『アンネの日記』と「家」
こんにちは、事務の竹内です。
先日、私にとってショックなニュースがありました。
1月11日、『アンネの日記』を保管していたミープ・ヒースさんが
享年100歳でお亡くなりになられたそうです。
私はもちろん彼女とは面識があるわけでもないのですが、
『アンネの日記』はじめ、関連図書を読んでいれば彼女の名前は必ず登場するので
まるで知人が亡くなったような思いに胸が塞ぎました。
彼女の経歴については周知の事と思いますがあえて簡単に説明しますと、
ナチスによるユダヤ迫害を逃れる為に潜伏生活をはじめたアンネ達一家を
かくまっていた支援者のひとりです。
彼女の勤める会社の屋根裏や壁の向こう側、回転式の本棚の先に
『アンネの日記』の舞台でもある、かの有名な隠れ家がありました。
2年に及ぶ潜伏生活も保安警察の訪れにより終わりを告げ、
隠れ家にいたアンネ達は支援者の方もろとも連行されてしまうわけですが、
ひとり逮捕を逃れたミープさんが隠れ家に残されたアンネの日記を発見。
彼女はそれを咄嗟に集め、覗き見ることもなく保管し続けたそうです。
その後、戻ってきたアンネの父の手に渡り、『アンネの日記』は出版されます。
彼女の咄嗟の機転のおかげで戦争の悲惨さや、若く聡明なひとりの少女の感性は
今も語り継がれているのですね。
(戦争の善悪や『アンネの日記』の真偽については諸説ありますが、
ここで言及する事は避けたいと思います。

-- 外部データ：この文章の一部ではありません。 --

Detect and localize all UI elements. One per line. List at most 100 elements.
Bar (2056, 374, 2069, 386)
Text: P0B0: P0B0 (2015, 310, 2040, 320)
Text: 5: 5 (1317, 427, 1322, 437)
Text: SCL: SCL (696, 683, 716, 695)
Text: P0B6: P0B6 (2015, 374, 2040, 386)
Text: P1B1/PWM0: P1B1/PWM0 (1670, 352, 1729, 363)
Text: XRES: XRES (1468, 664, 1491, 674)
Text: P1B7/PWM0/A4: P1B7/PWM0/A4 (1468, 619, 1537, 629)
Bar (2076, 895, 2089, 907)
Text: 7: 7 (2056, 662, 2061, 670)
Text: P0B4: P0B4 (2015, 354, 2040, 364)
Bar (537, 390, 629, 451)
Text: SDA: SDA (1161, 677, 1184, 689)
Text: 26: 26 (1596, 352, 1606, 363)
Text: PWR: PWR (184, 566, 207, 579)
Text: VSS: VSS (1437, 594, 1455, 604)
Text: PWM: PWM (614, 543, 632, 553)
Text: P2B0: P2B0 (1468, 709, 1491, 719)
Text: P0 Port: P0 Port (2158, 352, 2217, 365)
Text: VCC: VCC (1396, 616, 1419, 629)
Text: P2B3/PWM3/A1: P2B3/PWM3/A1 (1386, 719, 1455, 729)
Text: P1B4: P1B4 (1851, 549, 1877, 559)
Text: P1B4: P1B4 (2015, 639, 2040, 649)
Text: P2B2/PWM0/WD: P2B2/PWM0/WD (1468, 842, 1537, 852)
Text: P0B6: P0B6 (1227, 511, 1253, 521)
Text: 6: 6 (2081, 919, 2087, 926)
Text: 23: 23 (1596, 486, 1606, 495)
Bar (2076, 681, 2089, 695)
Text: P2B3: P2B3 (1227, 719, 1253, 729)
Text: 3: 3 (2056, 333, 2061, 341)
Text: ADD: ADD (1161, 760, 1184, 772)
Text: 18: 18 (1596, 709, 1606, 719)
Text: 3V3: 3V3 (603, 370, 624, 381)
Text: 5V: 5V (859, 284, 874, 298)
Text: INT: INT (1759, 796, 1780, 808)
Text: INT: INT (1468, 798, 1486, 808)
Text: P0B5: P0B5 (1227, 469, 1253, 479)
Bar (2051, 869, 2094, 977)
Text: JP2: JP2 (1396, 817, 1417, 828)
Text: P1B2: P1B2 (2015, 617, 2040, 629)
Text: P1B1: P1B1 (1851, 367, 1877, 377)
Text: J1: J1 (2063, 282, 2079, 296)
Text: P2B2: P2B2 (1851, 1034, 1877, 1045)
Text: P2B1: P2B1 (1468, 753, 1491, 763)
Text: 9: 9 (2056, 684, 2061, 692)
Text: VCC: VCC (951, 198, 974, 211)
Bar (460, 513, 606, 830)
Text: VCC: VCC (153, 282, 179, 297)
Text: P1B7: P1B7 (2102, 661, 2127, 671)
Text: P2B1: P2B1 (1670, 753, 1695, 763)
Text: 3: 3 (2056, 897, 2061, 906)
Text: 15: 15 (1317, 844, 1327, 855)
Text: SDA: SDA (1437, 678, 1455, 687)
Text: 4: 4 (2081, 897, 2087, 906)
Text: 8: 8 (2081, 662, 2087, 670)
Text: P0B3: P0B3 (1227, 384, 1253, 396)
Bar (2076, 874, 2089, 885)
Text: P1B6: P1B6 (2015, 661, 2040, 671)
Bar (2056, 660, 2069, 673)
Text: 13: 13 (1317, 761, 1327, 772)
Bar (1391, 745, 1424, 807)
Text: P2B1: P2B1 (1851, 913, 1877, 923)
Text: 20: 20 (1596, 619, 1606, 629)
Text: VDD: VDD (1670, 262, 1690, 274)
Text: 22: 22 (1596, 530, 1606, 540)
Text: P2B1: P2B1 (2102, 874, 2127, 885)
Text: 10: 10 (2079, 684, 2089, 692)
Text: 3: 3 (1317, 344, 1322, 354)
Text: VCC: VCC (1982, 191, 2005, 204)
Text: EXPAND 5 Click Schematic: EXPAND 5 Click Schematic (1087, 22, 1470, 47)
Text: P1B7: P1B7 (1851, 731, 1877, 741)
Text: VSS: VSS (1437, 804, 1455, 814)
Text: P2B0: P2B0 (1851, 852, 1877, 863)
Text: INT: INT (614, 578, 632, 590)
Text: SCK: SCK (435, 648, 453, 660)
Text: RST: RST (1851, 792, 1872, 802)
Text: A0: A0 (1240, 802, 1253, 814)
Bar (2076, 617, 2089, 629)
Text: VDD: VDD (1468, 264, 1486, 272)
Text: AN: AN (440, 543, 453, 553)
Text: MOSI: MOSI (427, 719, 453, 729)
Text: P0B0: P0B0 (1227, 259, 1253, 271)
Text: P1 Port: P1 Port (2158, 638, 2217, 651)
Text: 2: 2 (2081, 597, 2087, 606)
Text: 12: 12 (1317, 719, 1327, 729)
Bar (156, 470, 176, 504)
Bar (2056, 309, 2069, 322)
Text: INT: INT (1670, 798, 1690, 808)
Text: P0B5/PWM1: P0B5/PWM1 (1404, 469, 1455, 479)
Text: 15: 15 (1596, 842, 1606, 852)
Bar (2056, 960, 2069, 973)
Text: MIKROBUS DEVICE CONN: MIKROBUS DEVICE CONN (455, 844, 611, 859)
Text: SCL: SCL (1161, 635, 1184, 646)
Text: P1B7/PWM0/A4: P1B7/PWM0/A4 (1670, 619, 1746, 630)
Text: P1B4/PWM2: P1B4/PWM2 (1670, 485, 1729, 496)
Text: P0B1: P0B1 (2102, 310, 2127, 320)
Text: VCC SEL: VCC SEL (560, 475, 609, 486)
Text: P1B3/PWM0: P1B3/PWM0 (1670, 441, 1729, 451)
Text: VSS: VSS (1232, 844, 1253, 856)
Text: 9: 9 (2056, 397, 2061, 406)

)
アンネ達がすごした隠れ家は今も博物館として保存されているようですが
その生活の苦しさは日記の中からも読み取ることができます。
こうしてリフォーム会社に勤務して「家」と関わる仕事をしていると、
無意識にもこの点に注目がいってしまいます。
お風呂やトイレなど水廻りの不便、
常に誰かと一緒にいなければならないプライバシー問題、
窓を思いっきり空けて空気を入れ替えたり、
陽の光を浴びることが叶わない苦痛、不衛生、不健康、
物音に怯えて、静かに息を飲む不自由・・・
思春期の少女がこんなところで過ごしていたのかと思うと、目の前が暗くなります。
(写真左;隠れ家の入口に通じる回転本棚 右;現存するアンネの家)
今日はこの冬一番の冷え込みだそうですね。
我が家では今朝突然ガスが切れてしまい、お湯もコンロも使えなくなり、
小パニック状態に見舞われました。
普段、いかに便利で贅沢な暮らしをしているのかと思い知らされます。
あたりまえのように毎日帰る「家」「が、私や家族の生活を守り、
「普通でいられる」という幸福を与えてくれているんだなと、
頭を垂れたい気持ちになりました。
ミープ・ヒースさんに御冥福を。
今わたしの生きる平和に感謝を。
みなさまが暖かい家で日々を幸せに過ごせますように。